Dirigido pelo famoso criador de Aquarius (2016) e Bacurau (2019), o filme em questão trata do cotidiano dos moradores de um bairro de classe média alta de Recife. A vida de vários deles é acompanhada de perto, sendo seus dramas e conflitos as instâncias que compõe um roteiro singelo, capaz de nos prender do início ao fim, sem necessariamente possuir uma trama bem definida no sentido tradicional.
A mulher que não suporta o latido dos cachorros; os guardas que de súbito aparecem a sua porta, prometendo segurança durante toda a madrugada; o trabalho e a vida amorosa de um dos membros da família mais influente da região: tudo é material a ser explorado aqui.
Além de um roteiro brilhante, que mostra (como poucos filmes) a beleza e o brilho da vida como ela é, a obra possuí atributos técnicos notáveis.
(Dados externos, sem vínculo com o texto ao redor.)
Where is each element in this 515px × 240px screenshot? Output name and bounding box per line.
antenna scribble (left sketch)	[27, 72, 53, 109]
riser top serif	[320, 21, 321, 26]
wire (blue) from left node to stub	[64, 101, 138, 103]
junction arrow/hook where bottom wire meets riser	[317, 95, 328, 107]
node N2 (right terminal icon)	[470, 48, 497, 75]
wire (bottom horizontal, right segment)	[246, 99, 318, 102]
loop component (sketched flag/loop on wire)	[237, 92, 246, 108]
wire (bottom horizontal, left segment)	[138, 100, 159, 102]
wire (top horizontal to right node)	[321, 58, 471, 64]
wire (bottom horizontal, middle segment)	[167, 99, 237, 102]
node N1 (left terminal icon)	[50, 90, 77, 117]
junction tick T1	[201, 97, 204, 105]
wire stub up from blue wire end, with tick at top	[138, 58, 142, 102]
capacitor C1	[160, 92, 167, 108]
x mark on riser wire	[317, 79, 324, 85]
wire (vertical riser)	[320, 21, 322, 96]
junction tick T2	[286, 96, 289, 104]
A fotografia segue uma linha não-convencional, ao passo que dá closes (aproximações) muito peculiares em determinados objetos cênicos, e também no ato de focar em determinadas ações, durante suas cenas, tornando o que poderia ser um ato simples em algo poético.
As atuações são outra parte notável no longa. A destaque para a atriz Maeve Jinkings, que faz Bia, uma mulher nervosa, com elevado nível de estresse e um aparente desequilíbrio emocional, ao passo que briga com vizinhas, agride os cachorros alheios e toma remédios para dormir (além de outras formas de se acalmar), mas ao mesmo tempo carinhosa e solícita com seus filhos. Ou seja, uma personagem de camadas, complexa, bem construída e interpretada. Outras personagens também despertam muito interesse, como a misteriosa Sofia (Irma Brown) e os cômicos Dinho e Clodoaldo (Yuri Holanda e Irabdhir Santos). Acima de tudo, aqui temos uma forte impressão de realidade, o que nos faz adentrar de maneira intensa na trama.
Não suficiente, a parte sonora do filme – algo que pode ser notado desde de seu título – é inquestionavelmente precisa e perfeitamente captada. Passos, sons da roda do carro no asfalto, beijos, bombas. A relação das personagens com a música. Pode-se sentir cada momento, viver cada cena como se estivéssemos ali.
Apesar da narrativa não convencional, onde não existe uma trajetória de começo, meio e fim, com um personagem central envolvido em uma problemática-chave que guie o roteiro, O som ao redor cria situações de pura tensão ou ternura, a partir de suas situações mundanas.
Assim, Kleber Mendonça Filho esbanja muito talento ao criar seu primeiro longa-metragem de ficção, de maneira memorável, através do entrelaçamento de histórias prosaicas, por meio planos originais genialmente sonorizados e uma narrativa muito particular. Filme indispensável no repertório de espectador brasileiro.